Блондиночка сидела перед своими дисплеями. Гром стоял справа от нее, я — слева. Вытянув руку, я мог бы прикоснуться к ее плечу. Второй ее кавалер подошел к ней поближе, подчеркивая свою избранность, и объявил:
— Это можно. Подлететь поближе и ждать.
Кабина была полна осязаемых эмоций. Когда мне надоело глазеть на Блондиночку и Грома, я перевел взгляд на Андерлола. Тот таращился на нас троих с брезгливым выражением на лице. Мы внушали ему презрение. Я всерьез подумывал отступиться от этой женщины, отказаться от всяких притязаний на нее. Но стоило мне еще раз взглянуть на мужчину-ребенка, как я в очередной раз возмутился его смазливости, молодости, дурацкому прозвищу и решил не отступать. Не хватало стушеваться перед красавчиком- молокососом!
Он тоже разглядел в моем гневном взгляде нечто такое, что ему не слишком понравилось.
— Мне потребуется помощь, — спохватился он. — Лишняя пара глаз. Человек, умеющий обращаться с камерами, чтобы я ни на что не отвлекался.

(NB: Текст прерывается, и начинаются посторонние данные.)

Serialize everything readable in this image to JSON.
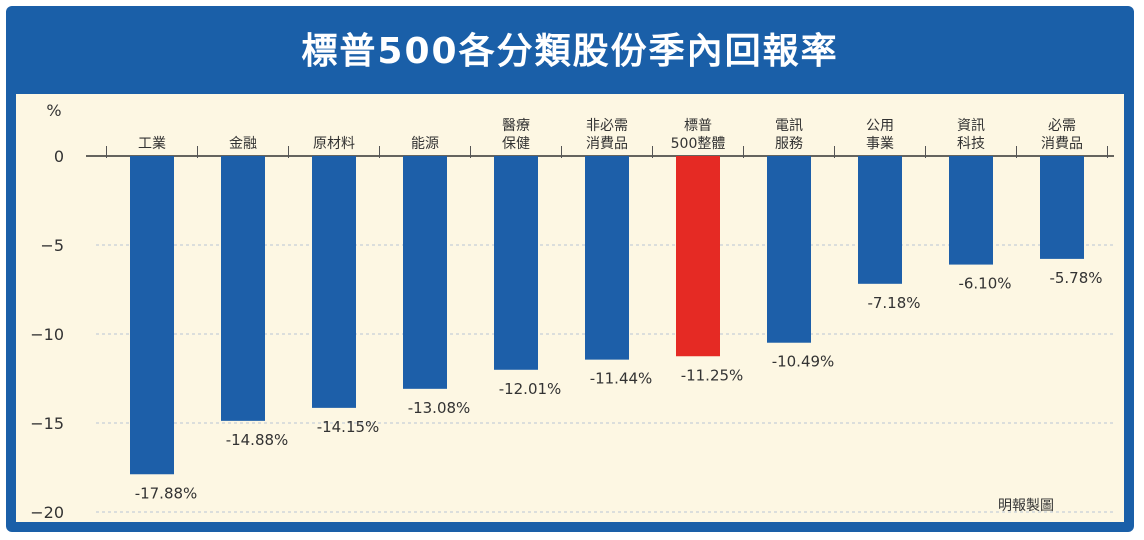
{
  "chart_data": {
    "type": "bar",
    "title": "標普500各分類股份季內回報率",
    "ylabel": "%",
    "source": "明報製圖",
    "ylim": [
      -20,
      0
    ],
    "yticks": [
      0,
      -5,
      -10,
      -15,
      -20
    ],
    "categories": [
      [
        "工業"
      ],
      [
        "金融"
      ],
      [
        "原材料"
      ],
      [
        "能源"
      ],
      [
        "醫療",
        "保健"
      ],
      [
        "非必需",
        "消費品"
      ],
      [
        "標普",
        "500整體"
      ],
      [
        "電訊",
        "服務"
      ],
      [
        "公用",
        "事業"
      ],
      [
        "資訊",
        "科技"
      ],
      [
        "必需",
        "消費品"
      ]
    ],
    "values": [
      -17.88,
      -14.88,
      -14.15,
      -13.08,
      -12.01,
      -11.44,
      -11.25,
      -10.49,
      -7.18,
      -6.1,
      -5.78
    ],
    "labels": [
      "-17.88%",
      "-14.88%",
      "-14.15%",
      "-13.08%",
      "-12.01%",
      "-11.44%",
      "-11.25%",
      "-10.49%",
      "-7.18%",
      "-6.10%",
      "-5.78%"
    ],
    "highlight_index": 6,
    "colors": {
      "bar": "#1d5fa9",
      "highlight": "#e52a24",
      "highlight_label": "#e52a24",
      "label": "#333333"
    },
    "grid": true
  }
}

Конечно, Андерлол счел наиболее подходящим кандидатом себя. Уголком глаза я заметил, как он выпрямляет спину, расправляет плечи, уговаривает себя не дрейфить, чтобы не опозориться, когда прозвучит его имя.
Однако хитрец Гром назвал меня. Указывая на меня пальцем, он тяжело возложил другую руку Блондиночке на плечо и спросил, едва скрывая злорадство:
— Неужели вы решили, что я лишу вас такого удовольствия?
Наш челнок представлял собой два крылышка, хрупкую конструкцию между ними и два новеньких реактора. Кабина и крохотный грузовой отсек были добавлены как будто в последний момент, словно нечто второстепенное. Однако могучая энергия, с которой мы рванулись вперед, вселяла уверенность — по крайней мере, я, не привыкший к рискованным полетам, облегченно перевел дух. Мы были так сильны и так маневренны, что сумели бы избежать любой опасности. Напряжение, чуть было не раздавившее всех нас на командном пункте, отсюда казалось пустяком.
Гром управлял челноком сам, не полагаясь на Искусственный Интеллект; он даже не позволил прозвучать напоминанию о необходимости надеть шлем.
— Посмотрите вниз, — посоветовал он, слегка косясь в мою сторону.
Мы описывали высокую дугу, сложив крылышки. В относительно разреженной атмосфере мы бодро пожирали километр за километром. Подчиняясь инструкции, я глянул вниз, соображая, где может находиться наш дорадо, и помогая своим камерам выбрать наилучшие точки обзора, чтобы запечатлеть всего прожорливого гада, миллиметр за миллиметром. Дракон описывал круги; то, под каким углом располагались его крылья, и неестественный наклон головы свидетельствовали, что ему, бедняге, сейчас очень худо. Обжорство ни для кого не проходит даром.
Я засмеялся нервным смехом.
— Молчание затянулось, — сказал Гром напряженно.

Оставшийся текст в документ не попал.